WASHINGTON — The presidential candidates haven't said much so far about how they'd handle policy toward Latina America, but two have lined up teams of advisors to counsel their campaigns.
Sen. Barack Obama is promising to return the United States to its role as the hemisphere's historic leader. Sen. Hillary Clinton has criticized President Bush for focusing too much on trade and drug trafficking.
But neither has provided much on specifics, and after an initial flurry of work in preparation for debates carried by Univision, the Spanish-langauge television network, the advisers, too, have mostly been on standy.
Still, knowing who they've chosen to advise them provides clues to what policies they might pursue.
Sen. John McCain has skipped assembling a full-scale Latin American group for now but his website lists among his advisors the three Miami Republicans in Congress _ Ileana Ros-Lehtinen and brothers Lincoln and Mario Diaz Balart.
It also lists Bernard Aronson, a Democrat and former assistant secretary of state for inter-American affairs in the administration of George H. W. Bush. He's now a managing partner of the private equity investment company ACON Investments.
In 1998 Aronson co-chaired a task force that looked at Cuba policy. Its conclusions prompted more people-to-people contacts with Cuba, a policy that the current President Bush overturned.
Carl Meacham, a key Latin America staffer on the Senate Foreign Relations Committee, also is advising the Arizona senator informally on Hispanic, Latin American and Afro-American issues. His father is African-American and mother Chilean.
The Clinton and Obama scripts on Latin America appear similar. Both oppose ratifying a free trade agreement with Colombia for now and support a comprehensive overhaul of immigration laws that would legalize millions of undocumented migrants.
On Cuba, both favor easing restrictions on family travel but condition most concessions on Havana first enacting democratic reforms. Unlike Clinton, Obama has said he would be open to a dialogue with U.S. foes like Cuba. He also has criticized Venezuelan President Hugo Chavez for ''despotic tendencies'' and using oil revenues ``to stir up trouble.''
Both Clinton and Obama work with Bill Clinton White House-era advisors, many of whom favored the Mexico-U.S.-Canada trade agreement known as NAFTA and helped craft a big U.S. aid package for Colombia.
Clinton's Latin American team includes Arturo Valenzuela, a Georgetown University professor and former senior director of the National Security Council for the Western Hemisphere in the Clinton White House. People familiar with his work say Valenzuela adheres to the Democratic mainstream, like conditioning free trade deals to higher labor standards.
Also listed: Thomas ''Mack'' McLarty, a former special envoy to the region and a pro-NAFTA Democrat. Another centrist Democrat listed is Peter Romero, a former top State Department diplomat to the region.

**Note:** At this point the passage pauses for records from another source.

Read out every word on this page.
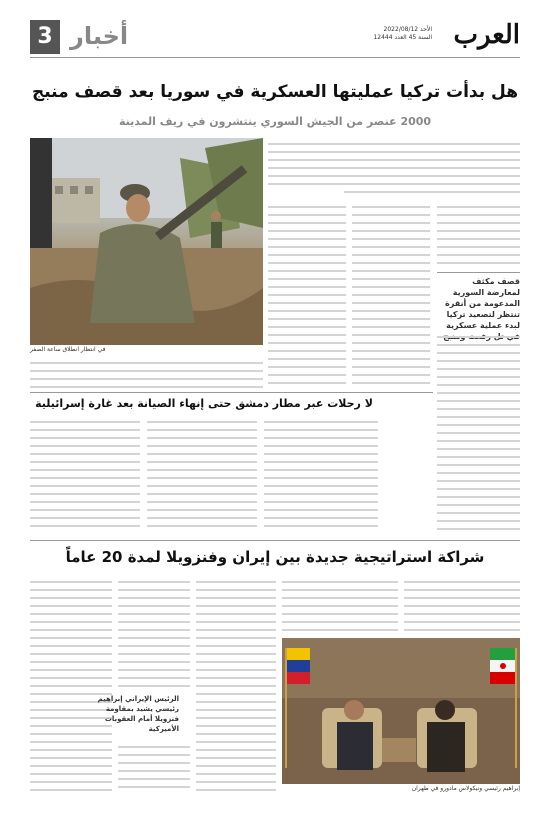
العرب
الأحد 2022/08/12
السنة 45 العدد 12444
أخبار
3
هل بدأت تركيا عمليتها العسكرية في سوريا بعد قصف منبج
2000 عنصر من الجيش السوري ينتشرون في ريف المدينة
في انتظار انطلاق ساعة الصفر
قصف مكثف لمعارضة السورية المدعومة من أنقرة تنتظر لتصعيد تركيا لبدء عملية عسكرية في تل رفعت ومنبج
لا رحلات عبر مطار دمشق حتى إنهاء الصيانة بعد غارة إسرائيلية
شراكة استراتيجية جديدة بين إيران وفنزويلا لمدة 20 عاماً
الرئيس الإيراني إبراهيم رئيسي يشيد بمقاومة فنزويلا أمام العقوبات الأميركية
إبراهيم رئيسي ونيكولاس مادورو في طهران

The team also includes several former U.S. ambassadors in Latin America — Donna Hrinak (Brazil and Venezuela), James Jones (Mexico), Luis Lauredo (Organization of American States) and Charles Manatt (Dominican Republic) — and Dan Erikson, a young Cuba and Caribbean specialist with the Inter-American Dialogue, a Washington think-tank.
Clinton's advisors are coordinated by Julia Sweig, a senior fellow at the Council of Foreign Relations who last year penned a paper suggesting ``an overhaul of U.S. policy may well relax the siege mentality that keeps Cuba's own reforms muzzled — and recast U.S.-Cuba relations in a more normal light.''
Sweig's writings don't worry anti-Castro lobbyists.
''When the word Cuba comes up . . . Clinton listens to two people: [N.J. Sen.] Bob Menendez and [Fla. Rep.] Debbie Wasserman Schultz,'' says Mauricio Claver-Carone of the U.S.-Cuba Democracy Political Action Committee, which wants Congress to keep sanctions in place. Both Democratic lawmakers support a tough line on Havana.
Some of Obama's key Latin America policy advisors also come from the Clinton administration ranks, including Anthony Lake, Clinton's former national security advisor, according to campaign insiders. The director of the State Department's policy planning staff during the Carter administration, Lake authored a book critical of U.S. actions in Central America, Somoza Falling.
The Latin America team is coordinated by Dan Restrepo, who was a member of the staff of the House International Relations Committee in the 1990s. Restrepo, who is half Colombian, has criticized the Bush administration's counter-drug policies in Colombia.
The team includes Frank Sanchez, a former chief of staff for White House Special envoy to the Americas Kenneth Mackay, and Robert Gelbard, formerly ambassador to Bolivia and head of the State Department's counter-drug bureau.